Thing is, because of the legitimate off-roading heritage given to the brand by the LM002, Lamborghini has more of a right to build an SUV than any other supercar maker. However, I’ve now driven both Rambo’s Lambo and the Urus, and there’s only the most tangential of relations. Namely, the badge.
The three-ton body-on-frame LM002 was developed from the rear-engine Cheetah military vehicle built to woo the U.S. Army. (Uncle Sam eventually went with AM General’s HMMWV.) The Urus is purely civilian, based on the Volkswagen Group’s MLB Evo architecture, which underpins the Audi Q7, Bentley Bentayga, and—in short-wheelbase form—the Porsche Cayenne and Volkswagen Touareg. Actually, if you dig deep enough, the current Audi A4 is also built on the MLB Evo platform. Shhh.

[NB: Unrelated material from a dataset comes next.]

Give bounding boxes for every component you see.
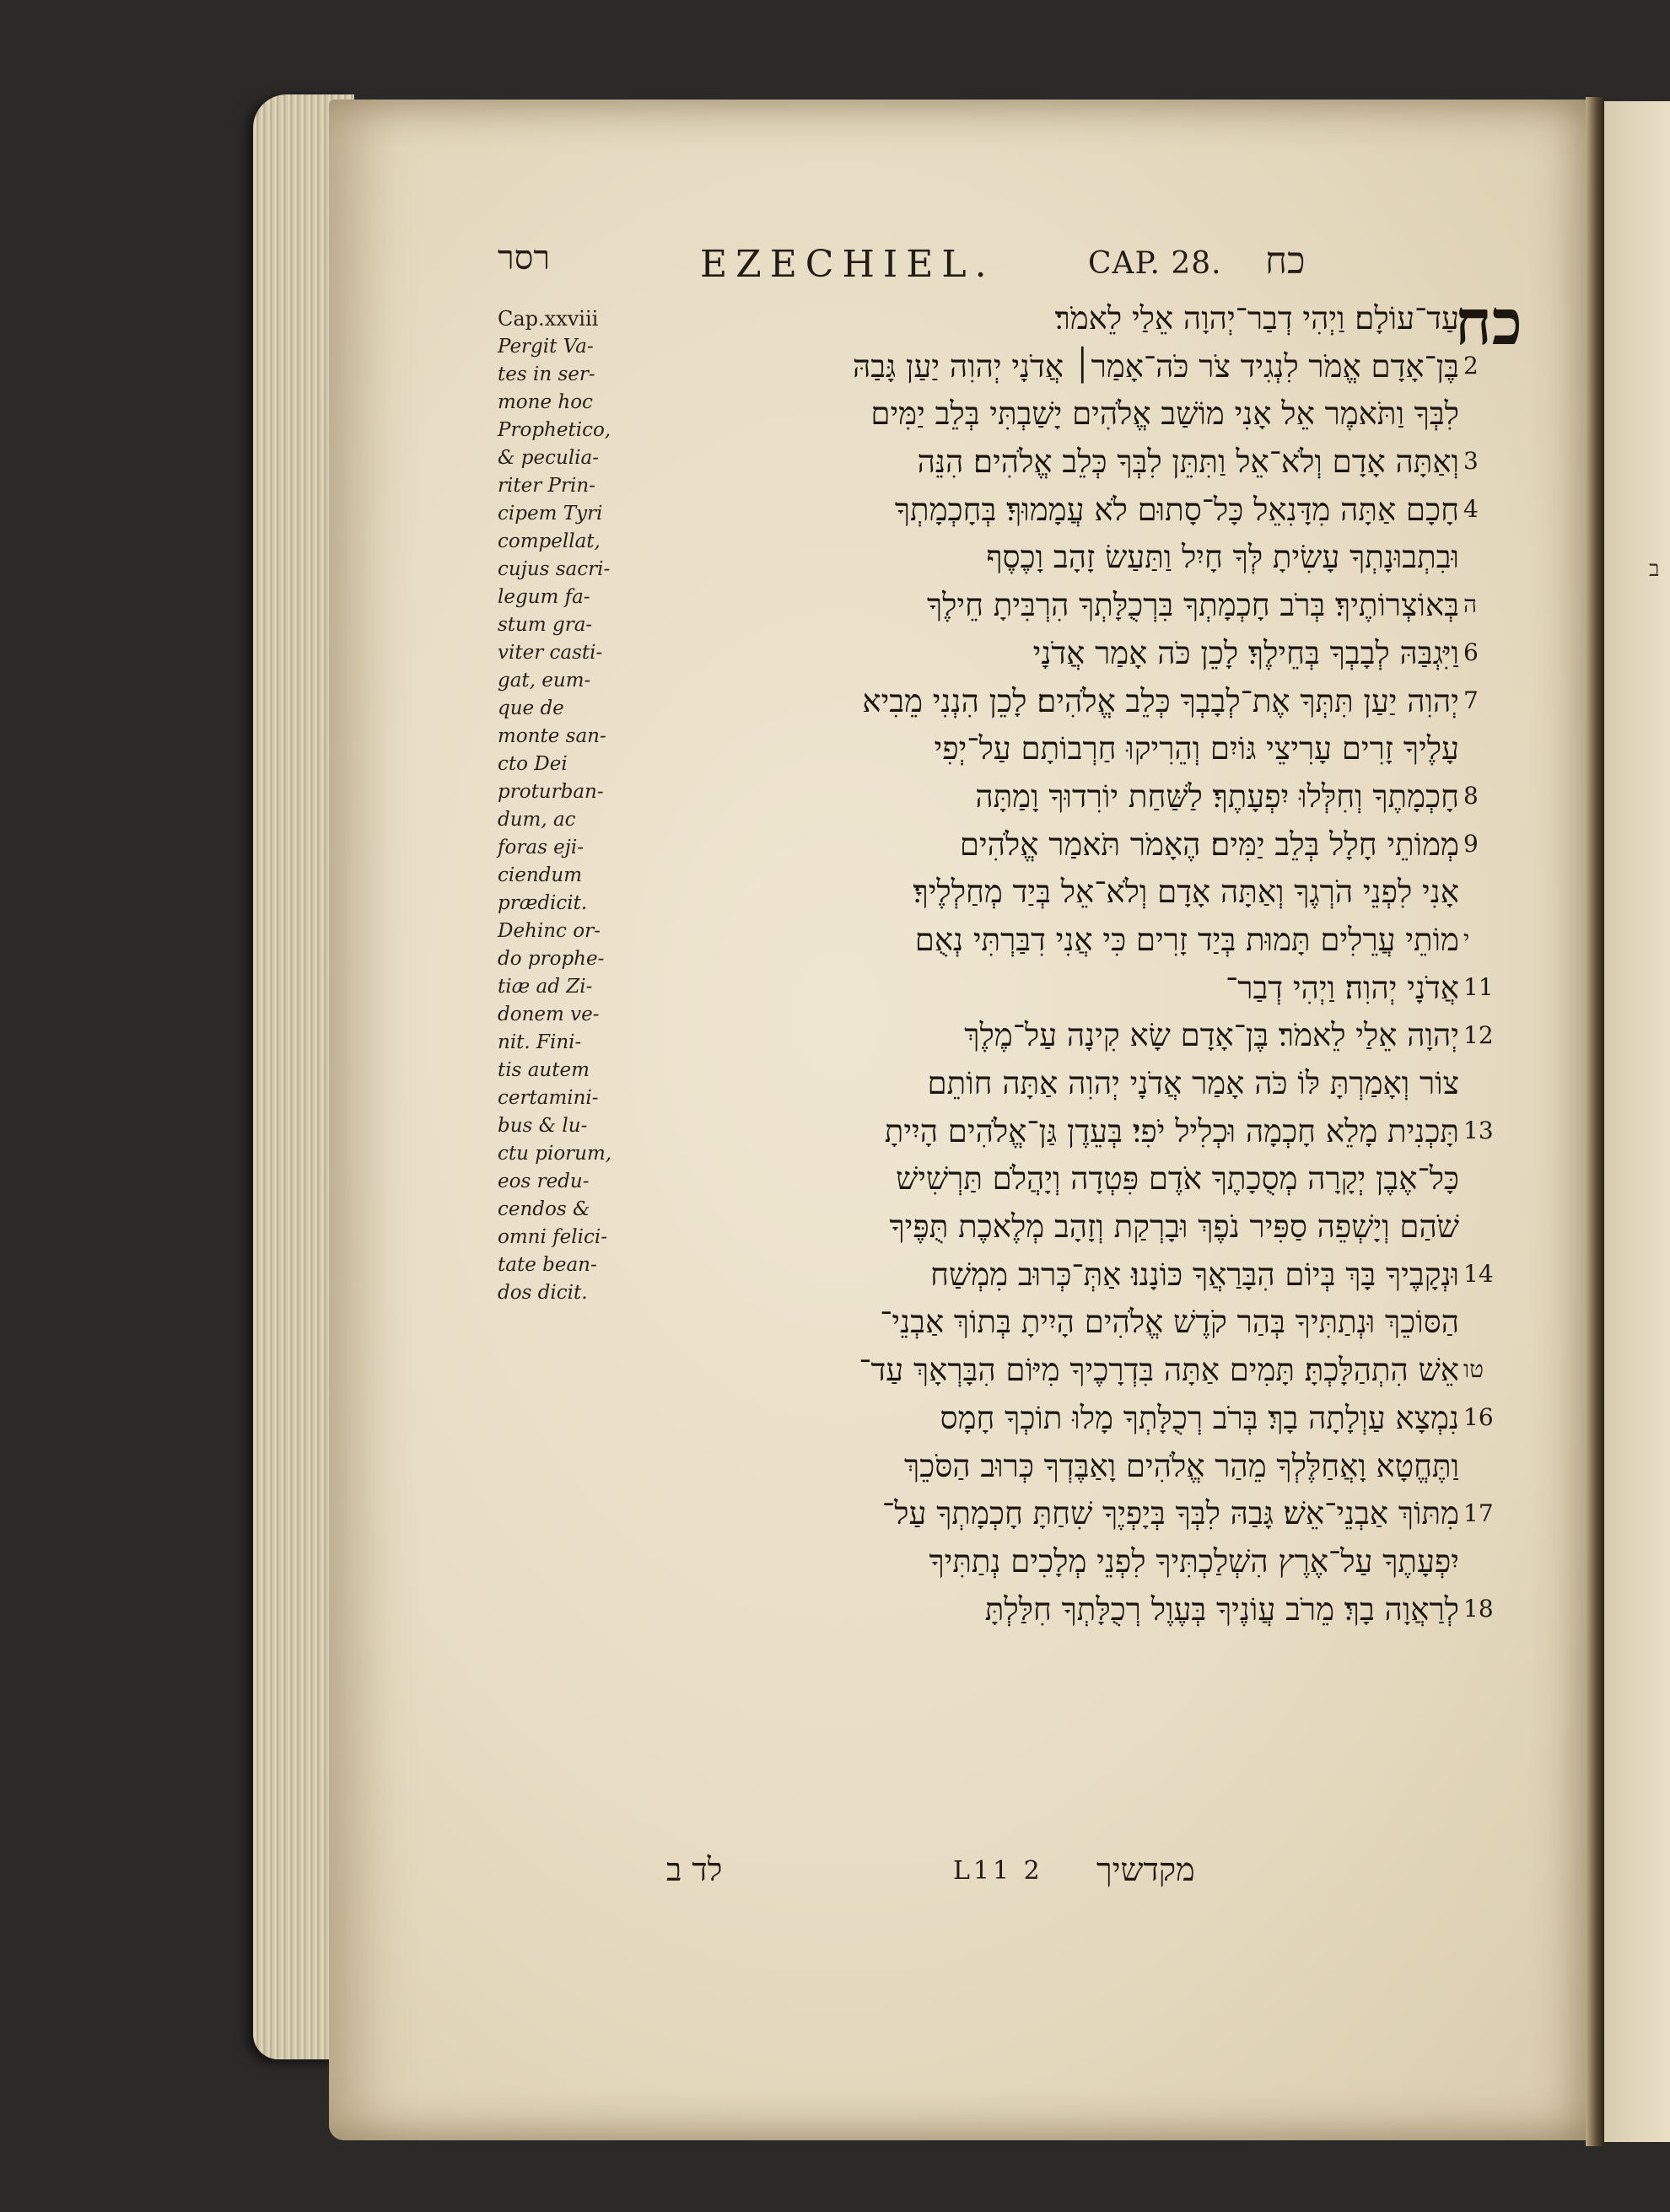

The LM002 featured a torqued up version of the Countach’s 5.2-liter V-12. Does the Urus sport a low-down, gruntier version of the Aventador’s 6.5-liter V-12? Nope. As you might imagine, especially given the MLB Evo roots, the newest Lamborghini uses a variant of Audi’s venerable 4.0-liter twin-turbo V-8, which in Urus guise is good for 650 horsepower and 627 lb-ft of torque.

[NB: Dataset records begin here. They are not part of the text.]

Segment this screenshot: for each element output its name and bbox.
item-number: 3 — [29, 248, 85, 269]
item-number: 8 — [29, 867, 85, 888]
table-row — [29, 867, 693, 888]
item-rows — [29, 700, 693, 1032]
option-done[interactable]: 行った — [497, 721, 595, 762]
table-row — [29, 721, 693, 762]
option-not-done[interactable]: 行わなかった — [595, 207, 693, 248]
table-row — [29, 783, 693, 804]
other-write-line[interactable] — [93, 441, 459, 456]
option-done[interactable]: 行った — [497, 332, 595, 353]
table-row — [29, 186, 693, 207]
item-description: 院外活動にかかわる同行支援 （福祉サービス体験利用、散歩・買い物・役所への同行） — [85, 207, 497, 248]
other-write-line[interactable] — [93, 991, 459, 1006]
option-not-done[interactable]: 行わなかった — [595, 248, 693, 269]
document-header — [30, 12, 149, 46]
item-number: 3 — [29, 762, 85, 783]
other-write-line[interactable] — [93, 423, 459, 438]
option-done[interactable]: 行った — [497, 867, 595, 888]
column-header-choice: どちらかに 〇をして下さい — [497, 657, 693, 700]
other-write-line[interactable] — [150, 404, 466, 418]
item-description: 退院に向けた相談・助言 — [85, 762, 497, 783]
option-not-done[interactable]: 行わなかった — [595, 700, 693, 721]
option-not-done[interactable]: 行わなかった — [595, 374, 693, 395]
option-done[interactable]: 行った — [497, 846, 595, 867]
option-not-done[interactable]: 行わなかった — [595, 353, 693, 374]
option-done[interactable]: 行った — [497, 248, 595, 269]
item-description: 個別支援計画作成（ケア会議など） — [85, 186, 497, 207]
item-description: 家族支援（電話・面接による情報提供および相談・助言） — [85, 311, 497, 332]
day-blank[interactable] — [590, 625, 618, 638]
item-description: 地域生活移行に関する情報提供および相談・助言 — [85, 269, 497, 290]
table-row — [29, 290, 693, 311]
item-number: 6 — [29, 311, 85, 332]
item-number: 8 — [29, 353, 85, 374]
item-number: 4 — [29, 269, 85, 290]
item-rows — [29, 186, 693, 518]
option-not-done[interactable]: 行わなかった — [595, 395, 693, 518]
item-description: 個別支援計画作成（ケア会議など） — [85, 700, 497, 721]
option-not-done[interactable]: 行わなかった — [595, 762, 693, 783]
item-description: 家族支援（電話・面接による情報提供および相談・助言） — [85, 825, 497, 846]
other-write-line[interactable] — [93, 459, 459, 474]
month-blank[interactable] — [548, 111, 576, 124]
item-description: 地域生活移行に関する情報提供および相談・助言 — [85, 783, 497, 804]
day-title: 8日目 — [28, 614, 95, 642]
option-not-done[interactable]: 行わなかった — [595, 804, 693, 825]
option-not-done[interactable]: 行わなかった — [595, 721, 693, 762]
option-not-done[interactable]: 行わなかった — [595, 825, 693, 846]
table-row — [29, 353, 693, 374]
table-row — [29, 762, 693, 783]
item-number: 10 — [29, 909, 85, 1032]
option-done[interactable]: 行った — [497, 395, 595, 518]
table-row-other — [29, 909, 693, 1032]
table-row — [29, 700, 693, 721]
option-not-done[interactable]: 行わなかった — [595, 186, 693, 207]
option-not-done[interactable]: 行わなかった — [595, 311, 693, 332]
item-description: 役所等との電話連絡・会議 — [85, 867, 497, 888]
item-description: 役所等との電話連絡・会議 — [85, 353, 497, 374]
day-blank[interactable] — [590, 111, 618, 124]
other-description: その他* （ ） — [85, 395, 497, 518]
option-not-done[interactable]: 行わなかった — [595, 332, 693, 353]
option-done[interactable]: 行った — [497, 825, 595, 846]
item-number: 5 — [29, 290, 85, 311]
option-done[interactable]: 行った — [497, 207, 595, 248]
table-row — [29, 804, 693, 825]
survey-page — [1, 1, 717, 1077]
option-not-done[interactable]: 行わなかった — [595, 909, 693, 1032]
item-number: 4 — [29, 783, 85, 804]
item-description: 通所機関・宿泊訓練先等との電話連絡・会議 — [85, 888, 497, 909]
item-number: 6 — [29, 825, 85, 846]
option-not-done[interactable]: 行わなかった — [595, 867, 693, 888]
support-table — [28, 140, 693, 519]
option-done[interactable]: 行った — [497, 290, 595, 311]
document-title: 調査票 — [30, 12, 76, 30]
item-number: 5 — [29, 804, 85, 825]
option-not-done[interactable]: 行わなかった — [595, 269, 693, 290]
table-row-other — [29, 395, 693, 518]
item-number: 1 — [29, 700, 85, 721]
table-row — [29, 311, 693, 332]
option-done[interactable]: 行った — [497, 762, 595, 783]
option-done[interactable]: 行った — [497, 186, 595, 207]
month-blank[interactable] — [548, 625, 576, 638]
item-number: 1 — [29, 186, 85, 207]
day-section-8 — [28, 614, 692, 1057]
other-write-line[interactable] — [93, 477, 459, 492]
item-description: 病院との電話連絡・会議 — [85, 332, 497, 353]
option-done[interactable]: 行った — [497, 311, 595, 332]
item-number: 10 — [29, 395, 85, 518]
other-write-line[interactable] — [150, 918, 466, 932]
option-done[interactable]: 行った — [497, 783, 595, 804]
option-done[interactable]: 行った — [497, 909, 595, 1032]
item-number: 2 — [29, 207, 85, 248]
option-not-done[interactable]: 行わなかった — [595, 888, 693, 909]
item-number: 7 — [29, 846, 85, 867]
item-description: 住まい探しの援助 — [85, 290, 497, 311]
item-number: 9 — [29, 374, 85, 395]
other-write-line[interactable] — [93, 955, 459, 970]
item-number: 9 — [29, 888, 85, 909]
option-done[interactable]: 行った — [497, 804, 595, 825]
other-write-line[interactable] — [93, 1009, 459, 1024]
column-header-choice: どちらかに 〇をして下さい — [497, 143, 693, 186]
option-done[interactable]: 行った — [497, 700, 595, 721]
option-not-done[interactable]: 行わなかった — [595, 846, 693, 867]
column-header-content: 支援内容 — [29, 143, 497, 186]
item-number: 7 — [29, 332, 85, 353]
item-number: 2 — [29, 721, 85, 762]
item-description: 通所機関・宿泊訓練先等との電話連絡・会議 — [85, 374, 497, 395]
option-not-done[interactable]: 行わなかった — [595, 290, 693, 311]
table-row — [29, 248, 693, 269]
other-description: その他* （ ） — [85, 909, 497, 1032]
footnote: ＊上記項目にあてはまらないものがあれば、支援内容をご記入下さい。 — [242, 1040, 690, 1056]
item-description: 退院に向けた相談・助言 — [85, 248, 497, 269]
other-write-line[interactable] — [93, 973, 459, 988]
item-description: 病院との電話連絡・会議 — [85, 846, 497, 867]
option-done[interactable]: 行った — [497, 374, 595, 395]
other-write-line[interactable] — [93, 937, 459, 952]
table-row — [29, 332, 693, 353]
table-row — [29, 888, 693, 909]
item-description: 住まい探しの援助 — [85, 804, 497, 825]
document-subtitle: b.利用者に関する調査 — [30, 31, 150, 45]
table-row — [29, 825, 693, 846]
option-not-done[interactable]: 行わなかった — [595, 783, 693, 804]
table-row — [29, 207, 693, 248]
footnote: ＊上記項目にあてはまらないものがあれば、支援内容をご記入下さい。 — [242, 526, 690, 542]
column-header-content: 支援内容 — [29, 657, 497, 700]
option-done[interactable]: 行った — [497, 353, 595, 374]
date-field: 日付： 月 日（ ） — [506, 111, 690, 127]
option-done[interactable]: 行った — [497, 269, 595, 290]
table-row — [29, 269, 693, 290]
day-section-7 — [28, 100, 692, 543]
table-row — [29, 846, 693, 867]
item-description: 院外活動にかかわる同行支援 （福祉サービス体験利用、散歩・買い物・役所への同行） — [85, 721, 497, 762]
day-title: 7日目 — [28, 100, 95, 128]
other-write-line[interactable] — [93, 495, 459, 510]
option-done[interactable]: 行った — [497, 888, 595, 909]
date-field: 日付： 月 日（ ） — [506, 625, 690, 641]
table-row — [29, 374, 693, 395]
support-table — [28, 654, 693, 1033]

Why no 12-cylinder, like the Urus’s platform mate, the Bentayga, which comes packing a 600-hp, 664-lb-ft twin-turbo W-12? “China,” says Maurizio Reggiani, Lamborghini’s director of research and development. That nation’s rather arbitrary tax policy goes exponential based on displacement. Anything above 4.0 liters comes with crippling luxury surcharges.